Markk wrote:Anonymous Coward wrote:
It actually turns your XT into more of a 286 than a 386, as the 386 CPU that comes with it as marked as "16-bit software only"
I think early 386s had a bug that made them halt when trying to run 32bit software. But that didn't affect all of them. The bug-free ones were labeled ΣΣ (sigma sigma), and the buggy ones carried a "16bit software only" label, and they could be selled, as most people would need to run 16bit dos software.
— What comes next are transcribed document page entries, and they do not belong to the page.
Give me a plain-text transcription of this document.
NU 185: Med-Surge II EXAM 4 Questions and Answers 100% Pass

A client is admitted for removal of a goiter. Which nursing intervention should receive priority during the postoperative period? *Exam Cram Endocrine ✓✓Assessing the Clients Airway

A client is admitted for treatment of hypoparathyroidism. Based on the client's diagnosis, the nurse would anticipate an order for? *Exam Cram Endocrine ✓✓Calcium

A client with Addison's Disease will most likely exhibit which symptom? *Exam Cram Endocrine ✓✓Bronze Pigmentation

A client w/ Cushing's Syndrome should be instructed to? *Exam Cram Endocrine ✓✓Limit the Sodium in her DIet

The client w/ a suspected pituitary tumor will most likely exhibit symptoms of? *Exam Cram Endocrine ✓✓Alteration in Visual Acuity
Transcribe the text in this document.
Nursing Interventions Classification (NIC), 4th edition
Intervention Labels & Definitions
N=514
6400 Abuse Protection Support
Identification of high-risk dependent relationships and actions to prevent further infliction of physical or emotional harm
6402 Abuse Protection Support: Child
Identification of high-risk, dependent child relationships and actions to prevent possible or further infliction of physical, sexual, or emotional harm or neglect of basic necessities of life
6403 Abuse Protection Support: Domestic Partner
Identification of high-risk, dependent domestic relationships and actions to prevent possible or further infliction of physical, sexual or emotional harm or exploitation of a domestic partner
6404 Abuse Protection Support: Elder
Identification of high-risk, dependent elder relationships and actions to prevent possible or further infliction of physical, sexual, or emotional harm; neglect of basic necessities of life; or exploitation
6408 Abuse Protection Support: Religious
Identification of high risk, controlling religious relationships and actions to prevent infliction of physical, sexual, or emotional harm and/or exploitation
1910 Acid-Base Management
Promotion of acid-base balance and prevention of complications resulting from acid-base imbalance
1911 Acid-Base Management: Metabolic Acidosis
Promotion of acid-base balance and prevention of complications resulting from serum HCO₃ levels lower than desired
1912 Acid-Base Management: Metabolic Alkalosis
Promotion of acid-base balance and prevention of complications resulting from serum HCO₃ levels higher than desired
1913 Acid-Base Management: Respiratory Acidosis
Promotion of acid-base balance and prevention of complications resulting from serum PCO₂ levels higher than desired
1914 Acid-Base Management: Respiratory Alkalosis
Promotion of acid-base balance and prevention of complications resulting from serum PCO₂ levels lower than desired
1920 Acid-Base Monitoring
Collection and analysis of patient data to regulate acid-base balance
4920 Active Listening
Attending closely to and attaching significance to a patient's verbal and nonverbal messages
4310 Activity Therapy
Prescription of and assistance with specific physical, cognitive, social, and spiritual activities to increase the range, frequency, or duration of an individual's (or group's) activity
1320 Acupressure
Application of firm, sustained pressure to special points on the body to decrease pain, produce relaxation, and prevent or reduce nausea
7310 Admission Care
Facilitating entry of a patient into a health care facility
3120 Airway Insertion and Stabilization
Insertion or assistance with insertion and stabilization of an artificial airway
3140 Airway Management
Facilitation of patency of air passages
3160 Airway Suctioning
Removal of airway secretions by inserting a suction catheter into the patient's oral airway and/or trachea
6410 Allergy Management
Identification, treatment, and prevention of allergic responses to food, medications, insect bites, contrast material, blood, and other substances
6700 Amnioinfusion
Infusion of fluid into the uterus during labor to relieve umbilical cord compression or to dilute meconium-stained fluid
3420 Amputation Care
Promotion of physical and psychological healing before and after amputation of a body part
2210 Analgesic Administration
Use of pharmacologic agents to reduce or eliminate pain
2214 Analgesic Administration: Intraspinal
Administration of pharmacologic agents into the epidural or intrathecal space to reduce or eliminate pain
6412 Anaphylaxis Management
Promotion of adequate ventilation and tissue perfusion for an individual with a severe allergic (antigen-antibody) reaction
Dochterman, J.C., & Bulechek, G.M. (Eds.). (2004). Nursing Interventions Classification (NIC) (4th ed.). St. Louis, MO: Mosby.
I have 3-4 early 386s and all of them are the ΣΣ model 😎
Its a bit more complicated.
There is a good description here http://www.informit.com/articles/article.aspx … 30978&seqNum=27
chapter '386 Bugs'.
My 16 BIT S/W ONLY 386 looks like this
http://mail.lipsia.de/~enigma/forum/386_top.jpg
Though even if your old 386s are double Sigmas, they still have the Errata 21 Bug.
So f.e. if you have a slow older 386 with Waitstates enabled, a 387 coprocessor, run Win 3.x in enhanced mode, play tracked music with a soundblaster that utilizes DMA for transfer, let the player use FPU interpolation and then add a memory intensive program that starts to swap out via paging.... ...then your 386 might lock up.